Monday, May 25, 2015

Gerçekten Winner!


Gençlerbirliği maçından sonra "Galatasaray winner bir takım ve winner oyuncularıyla sonuç almayı biliyor" demiştim. Beşiktaş'tan farkı buydu.

Beşiktaş analizimin başlığını da "Gerçekten winner mi?" diye atmış ve altına şunları yazmıştım.
"Bu maç takımın 'Winner' olup olmadığını da gösterecek. Eğer Galatasaray istediği sonucu alamazsa, "Ben yanılmışım" diyeceğim. "Takım sandığım kadar 'Winner' değilmiş" diyeceğim. Fakat yanılacağımı düşünmüyorum." 

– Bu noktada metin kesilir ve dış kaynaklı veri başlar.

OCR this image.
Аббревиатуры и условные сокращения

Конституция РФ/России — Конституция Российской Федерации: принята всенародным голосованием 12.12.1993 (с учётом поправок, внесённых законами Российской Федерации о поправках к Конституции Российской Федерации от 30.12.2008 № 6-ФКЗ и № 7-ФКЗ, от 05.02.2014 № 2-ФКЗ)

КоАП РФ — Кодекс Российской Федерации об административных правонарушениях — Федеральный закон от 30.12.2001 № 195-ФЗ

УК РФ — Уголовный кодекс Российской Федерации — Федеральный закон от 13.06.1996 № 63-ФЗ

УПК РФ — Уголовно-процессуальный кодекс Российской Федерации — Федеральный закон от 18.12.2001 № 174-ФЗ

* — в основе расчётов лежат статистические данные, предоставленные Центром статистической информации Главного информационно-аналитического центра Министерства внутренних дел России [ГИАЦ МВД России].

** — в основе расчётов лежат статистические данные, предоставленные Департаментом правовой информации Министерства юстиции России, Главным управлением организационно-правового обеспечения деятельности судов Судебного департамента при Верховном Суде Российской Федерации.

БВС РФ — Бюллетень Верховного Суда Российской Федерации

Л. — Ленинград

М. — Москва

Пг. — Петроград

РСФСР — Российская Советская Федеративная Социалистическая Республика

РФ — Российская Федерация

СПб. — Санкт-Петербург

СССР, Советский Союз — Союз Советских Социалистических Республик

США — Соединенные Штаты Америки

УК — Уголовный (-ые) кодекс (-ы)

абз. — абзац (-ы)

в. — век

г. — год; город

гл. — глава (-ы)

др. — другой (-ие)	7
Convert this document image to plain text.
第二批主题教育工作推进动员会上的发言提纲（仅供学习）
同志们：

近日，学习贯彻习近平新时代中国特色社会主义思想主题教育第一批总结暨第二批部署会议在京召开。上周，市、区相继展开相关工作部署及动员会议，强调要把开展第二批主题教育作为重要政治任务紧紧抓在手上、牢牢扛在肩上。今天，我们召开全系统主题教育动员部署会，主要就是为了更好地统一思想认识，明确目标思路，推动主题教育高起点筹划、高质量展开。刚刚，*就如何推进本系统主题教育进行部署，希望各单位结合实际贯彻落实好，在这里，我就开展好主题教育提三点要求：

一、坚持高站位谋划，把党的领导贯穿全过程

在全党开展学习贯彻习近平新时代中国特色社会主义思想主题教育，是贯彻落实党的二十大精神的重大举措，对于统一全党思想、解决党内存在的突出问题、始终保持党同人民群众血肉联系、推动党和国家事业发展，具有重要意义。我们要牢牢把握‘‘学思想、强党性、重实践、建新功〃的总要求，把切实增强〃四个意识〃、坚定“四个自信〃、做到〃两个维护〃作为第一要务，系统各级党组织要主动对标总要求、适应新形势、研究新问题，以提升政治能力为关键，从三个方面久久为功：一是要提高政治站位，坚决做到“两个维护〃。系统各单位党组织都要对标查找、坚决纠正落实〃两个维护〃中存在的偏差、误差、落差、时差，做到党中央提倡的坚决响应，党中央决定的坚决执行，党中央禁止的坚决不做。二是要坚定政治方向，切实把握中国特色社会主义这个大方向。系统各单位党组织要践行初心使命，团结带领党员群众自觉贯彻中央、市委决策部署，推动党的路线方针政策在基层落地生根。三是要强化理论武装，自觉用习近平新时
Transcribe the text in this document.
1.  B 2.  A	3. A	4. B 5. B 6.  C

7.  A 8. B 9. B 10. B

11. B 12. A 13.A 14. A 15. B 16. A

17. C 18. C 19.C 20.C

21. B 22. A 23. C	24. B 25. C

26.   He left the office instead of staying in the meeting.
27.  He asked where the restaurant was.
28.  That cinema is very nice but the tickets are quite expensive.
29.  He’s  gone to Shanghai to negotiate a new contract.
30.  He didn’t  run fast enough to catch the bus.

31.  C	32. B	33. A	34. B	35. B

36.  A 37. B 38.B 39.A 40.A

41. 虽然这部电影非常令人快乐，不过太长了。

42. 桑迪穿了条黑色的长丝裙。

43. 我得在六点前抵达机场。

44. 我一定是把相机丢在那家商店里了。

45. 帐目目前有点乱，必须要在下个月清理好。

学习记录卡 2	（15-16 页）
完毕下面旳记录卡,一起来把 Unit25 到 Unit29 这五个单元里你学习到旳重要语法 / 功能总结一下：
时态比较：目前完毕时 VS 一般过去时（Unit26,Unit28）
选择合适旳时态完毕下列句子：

Neyse ki yanıltmadılar... Beşiktaş'ın da çok iyi futbolcuları var ama misal Demba Ba bir winner değil. Hoffeheim, West Ham, Newcastle bir sene Chelsea'de 3. forvet ve Beşiktaş. Hiçbir takımla bir şampiyonluk mücadelesi tecrübesi olmamış. Sonra Sosa o da kariyeri boyunca çok takım değiştirdi, çok kupa kazandı ama bunların bazılarında rotasyon, bazılarında ise ön plandaydı. Belki de Beşiktaş'ın en winner oyuncusuydu ama onun winnerlığı Sneijder'in yanında neydi ki? Nitekim son haftaların en etkin Beşiktaşlı oyuncusu olmasına rağmen bu maçta da skor üretemedi. Oysa Sneijder son 2 maç gollerini atarak 6 puanı toplamada başrol oynadı.  

Biliç maç sonu, sezon değerlendirmesi yaparken açıkça, "Kırılma maçlarında winner oyuncu eksiği çektiklerini belirtti. Sneijder, Muslera gibi oyuncuların eksiğini..." 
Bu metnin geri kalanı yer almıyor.